Medical Cannabis Commission approves emergency regulations, begins process to make them permanent

Sept. 2, 2025, 6 p.m. ·

Cody Jester testifies at Medical Cannabis Commission meeting
Cody Jester, a Fairfield resident interested in cultivating marijuana testifies in front of the Nebraska Medical Cannabis Commission Tuesday afternoon. (Brian Beach/Nebraska Public Media News)

The Nebraska Medical Cannabis Commission approved a set of emergency regulations for the medical marijuana industry as it nears the Oct. 1 deadline to begin granting registrations to cultivators, manufacturers, transporters and dispensaries.

Two versions of regulations were presented and published on the Nebraska Liquor Control Commission's website prior to the Cannabis Commission’s Tuesday afternoon’s meeting.

The commission approved Version A, with a few small changes from what was published online. The 46-page document outlines the application process for cultivators, manufacturers, transporters and dispensaries to receive licenses and limits how many of each can be approved.

The regulations allow one dispensary license in each of the state's 12 District Court Judicial Districts, the same as in the first draft of emergency regulations approved in June. The new regulations also provide pesticide, foreign matter and microbial standards for quality assurance testing. Raw plant material and products infused with Delta-8 or Delta-10 remain banned.
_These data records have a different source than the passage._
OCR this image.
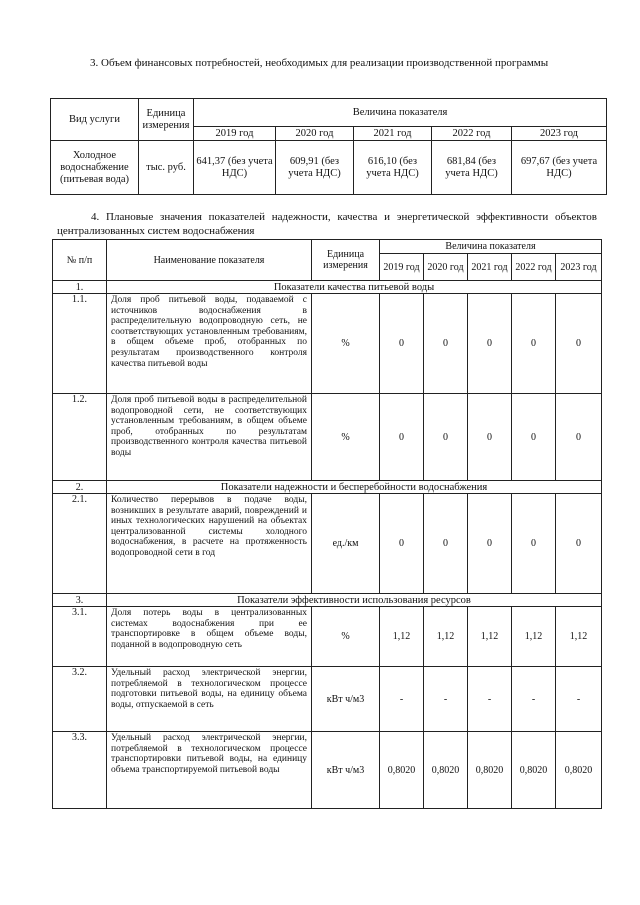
3. Объем финансовых потребностей, необходимых для реализации производственной программы
Вид услуги	Единица измерения	Величина показателя				
		2019 год	2020 год	2021 год	2022 год	2023 год
Холодное водоснабжение (питьевая вода)	тыс. руб.	641,37 (без учета НДС)	609,91 (без учета НДС)	616,10 (без учета НДС)	681,84 (без учета НДС)	697,67 (без учета НДС)
4. Плановые значения показателей надежности, качества и энергетической эффективности объектов централизованных систем водоснабжения
№ п/п	Наименование показателя	Единица измерения	Величина показателя				
			2019 год	2020 год	2021 год	2022 год	2023 год
1.	Показатели качества питьевой воды						
1.1.	Доля проб питьевой воды, подаваемой с источников водоснабжения в распределительную водопроводную сеть, не соответствующих установленным требованиям, в общем объеме проб, отобранных по результатам производственного контроля качества питьевой воды	%	0	0	0	0	0
1.2.	Доля проб питьевой воды в распределительной водопроводной сети, не соответствующих установленным требованиям, в общем объеме проб, отобранных по результатам производственного контроля качества питьевой воды	%	0	0	0	0	0
2.	Показатели надежности и бесперебойности водоснабжения						
2.1.	Количество перерывов в подаче воды, возникших в результате аварий, повреждений и иных технологических нарушений на объектах централизованной системы холодного водоснабжения, в расчете на протяженность водопроводной сети в год	ед./км	0	0	0	0	0
3.	Показатели эффективности использования ресурсов						
3.1.	Доля потерь воды в централизованных системах водоснабжения при ее транспортировке в общем объеме воды, поданной в водопроводную сеть	%	1,12	1,12	1,12	1,12	1,12
3.2.	Удельный расход электрической энергии, потребляемой в технологическом процессе подготовки питьевой воды, на единицу объема воды, отпускаемой в сеть	кВт ч/м3	-	-	-	-	-
3.3.	Удельный расход электрической энергии, потребляемой в технологическом процессе транспортировки питьевой воды, на единицу объема транспортируемой питьевой воды	кВт ч/м3	0,8020	0,8020	0,8020	0,8020	0,8020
Commissioners made a few changes to Version A before approving it, including increasing the cultivator licenses from two to four, and adding a subsequent application time period, with details from Section 3.06 of Version B.

The commission also added oral tablets with or without flavored coating to the list of allowable medical cannabis products.
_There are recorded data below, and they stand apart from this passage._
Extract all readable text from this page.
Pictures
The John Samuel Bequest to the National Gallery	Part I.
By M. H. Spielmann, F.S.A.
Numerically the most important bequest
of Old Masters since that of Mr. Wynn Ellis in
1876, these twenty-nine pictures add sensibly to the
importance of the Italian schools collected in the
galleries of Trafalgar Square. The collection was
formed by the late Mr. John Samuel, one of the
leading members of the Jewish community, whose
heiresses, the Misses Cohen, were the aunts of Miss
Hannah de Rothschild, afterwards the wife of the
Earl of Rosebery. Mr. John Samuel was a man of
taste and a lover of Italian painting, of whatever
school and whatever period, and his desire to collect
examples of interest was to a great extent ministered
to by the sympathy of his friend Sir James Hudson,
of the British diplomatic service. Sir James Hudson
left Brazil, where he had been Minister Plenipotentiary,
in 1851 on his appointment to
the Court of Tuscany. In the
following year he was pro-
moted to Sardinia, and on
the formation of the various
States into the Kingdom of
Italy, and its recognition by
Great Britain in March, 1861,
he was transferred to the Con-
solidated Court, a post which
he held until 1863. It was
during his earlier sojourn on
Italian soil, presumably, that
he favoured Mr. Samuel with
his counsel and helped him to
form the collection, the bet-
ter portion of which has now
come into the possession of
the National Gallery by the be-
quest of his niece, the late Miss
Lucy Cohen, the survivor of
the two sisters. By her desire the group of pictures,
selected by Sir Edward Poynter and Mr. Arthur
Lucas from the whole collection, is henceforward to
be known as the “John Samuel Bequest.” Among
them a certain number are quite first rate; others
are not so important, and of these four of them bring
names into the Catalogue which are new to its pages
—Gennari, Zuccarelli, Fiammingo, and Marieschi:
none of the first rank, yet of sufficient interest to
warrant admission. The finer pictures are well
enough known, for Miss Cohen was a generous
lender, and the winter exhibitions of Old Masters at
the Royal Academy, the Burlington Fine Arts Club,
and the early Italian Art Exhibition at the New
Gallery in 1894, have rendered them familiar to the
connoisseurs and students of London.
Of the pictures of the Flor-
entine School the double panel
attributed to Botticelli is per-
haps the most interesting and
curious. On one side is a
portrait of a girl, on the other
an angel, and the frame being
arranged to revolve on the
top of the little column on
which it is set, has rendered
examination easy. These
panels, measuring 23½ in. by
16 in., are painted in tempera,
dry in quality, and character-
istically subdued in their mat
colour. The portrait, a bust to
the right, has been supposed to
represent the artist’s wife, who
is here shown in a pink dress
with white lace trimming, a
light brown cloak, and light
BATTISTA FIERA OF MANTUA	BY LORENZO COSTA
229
Commissioners debated whether vaping should be allowed, with Bruce Bailey advocating for its inclusion in the new regulations. He said it can provide more immediate relief for symptoms than other methods.
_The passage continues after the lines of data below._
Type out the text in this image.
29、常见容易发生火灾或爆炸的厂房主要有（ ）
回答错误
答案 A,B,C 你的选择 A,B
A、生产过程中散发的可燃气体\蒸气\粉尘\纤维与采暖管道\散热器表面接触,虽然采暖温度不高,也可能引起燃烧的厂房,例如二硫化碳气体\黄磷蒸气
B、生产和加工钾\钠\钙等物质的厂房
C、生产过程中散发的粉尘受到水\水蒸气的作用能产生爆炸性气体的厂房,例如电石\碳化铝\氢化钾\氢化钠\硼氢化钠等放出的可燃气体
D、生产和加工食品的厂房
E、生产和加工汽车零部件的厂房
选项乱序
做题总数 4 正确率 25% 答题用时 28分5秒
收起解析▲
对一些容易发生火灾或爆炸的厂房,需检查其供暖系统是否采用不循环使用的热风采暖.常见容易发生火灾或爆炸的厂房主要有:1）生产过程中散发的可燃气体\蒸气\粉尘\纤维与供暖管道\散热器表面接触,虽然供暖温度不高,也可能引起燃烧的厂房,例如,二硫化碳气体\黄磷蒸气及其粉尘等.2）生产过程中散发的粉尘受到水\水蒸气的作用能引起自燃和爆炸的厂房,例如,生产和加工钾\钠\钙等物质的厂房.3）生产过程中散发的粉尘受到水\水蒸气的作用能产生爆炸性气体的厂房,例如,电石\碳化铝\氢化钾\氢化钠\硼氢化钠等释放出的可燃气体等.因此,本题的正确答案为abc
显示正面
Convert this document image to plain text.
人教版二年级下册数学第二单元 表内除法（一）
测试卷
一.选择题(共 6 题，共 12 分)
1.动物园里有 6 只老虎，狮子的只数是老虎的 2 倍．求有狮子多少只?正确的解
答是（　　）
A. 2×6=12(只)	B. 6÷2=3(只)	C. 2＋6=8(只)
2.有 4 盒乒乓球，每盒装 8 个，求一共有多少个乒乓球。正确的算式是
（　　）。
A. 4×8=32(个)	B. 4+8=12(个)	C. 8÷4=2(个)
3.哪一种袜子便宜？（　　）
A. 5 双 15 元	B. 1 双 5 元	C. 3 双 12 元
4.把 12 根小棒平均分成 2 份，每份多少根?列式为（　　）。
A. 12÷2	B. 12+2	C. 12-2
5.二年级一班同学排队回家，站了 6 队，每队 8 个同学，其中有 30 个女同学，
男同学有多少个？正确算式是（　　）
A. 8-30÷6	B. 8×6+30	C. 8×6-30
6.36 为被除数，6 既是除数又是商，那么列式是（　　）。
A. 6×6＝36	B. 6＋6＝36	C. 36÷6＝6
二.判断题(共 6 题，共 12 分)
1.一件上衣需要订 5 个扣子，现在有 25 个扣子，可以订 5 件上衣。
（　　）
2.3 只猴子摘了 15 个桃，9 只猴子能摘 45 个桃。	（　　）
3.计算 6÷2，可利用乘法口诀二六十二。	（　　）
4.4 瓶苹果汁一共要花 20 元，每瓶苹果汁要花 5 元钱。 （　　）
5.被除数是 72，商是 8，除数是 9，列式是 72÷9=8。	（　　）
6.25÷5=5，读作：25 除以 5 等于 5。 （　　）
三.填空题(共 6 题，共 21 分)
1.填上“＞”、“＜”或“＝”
“Vaping effects within one to three minutes. If you do some other orals, it's two to three hours,” he said. “That's not what you need when that child is sitting there and needing something else.”

Commission chair Dr. Monica Oldenburg disagreed.

“There is no medical society out there, FDA, CDC, American Lung Association, American Society of Anesthesia, nobody will say that vaping is medicine,” she said. “And when I've talked to every physician that I know and I ask them this, they really do look at me like I have three heads, like I'm making a funny joke.”

Vaping was included in Version B of the draft regulations, but remains unallowable in what was approved.

During a public comment period, testifiers shared their concerns with the proposed restrictions.

Denise Wegener, who said she has been using medical cannabis illegally for the last two years, said she is worried about the way the commission is limiting the ways in which cannabis can be consumed.

“I'm starting to have some symptoms where my chest begins to constrict because of my muscle spasms and because of my disorder, and it doesn't feel great, but the quickest way to alleviate that is to either smoke or vape the plant, and the quicker I can get that into my system, the faster it can alleviate some of my symptoms,” she said.

Nebraskans for Medical Marijuana executive director Krista Eggers criticized the rulemaking process and Gov. Jim Pillen’s influence on the commission.

“The fact that we're leaning on DHHS, an agency that has opposed medical cannabis in its entirety from the very beginning, is very concerning,” she said. “It's clear you're taking advice and guidance on rulemaking influencing outcomes of this program, as well as the governor's policy office, who are dragging in the same anti cannabis narrative that patients and families have been dealing with for over a decade.”

The emergency regulations approved Tuesday will require Pillen’s signature to go into effect for 90 days.

The new regulations were also moved forward in the formal promulgation process, which would allow them to become permanent. That process requires a public hearing at least 30 days following the proposal. Then, the rules need the approval of Attorney General Mike Hilgers and Pillen before it can be filed with the Secretary of State. The regulations would become law five days later.

However, an opinion editorial written by Hilgers and U.S. Senator Pete Ricketts in March warned that more legal problems await, even if the Nebraska Supreme Court rules the petition process used to put the medical marijuana initiative on the ballot was legal – a case currently pending.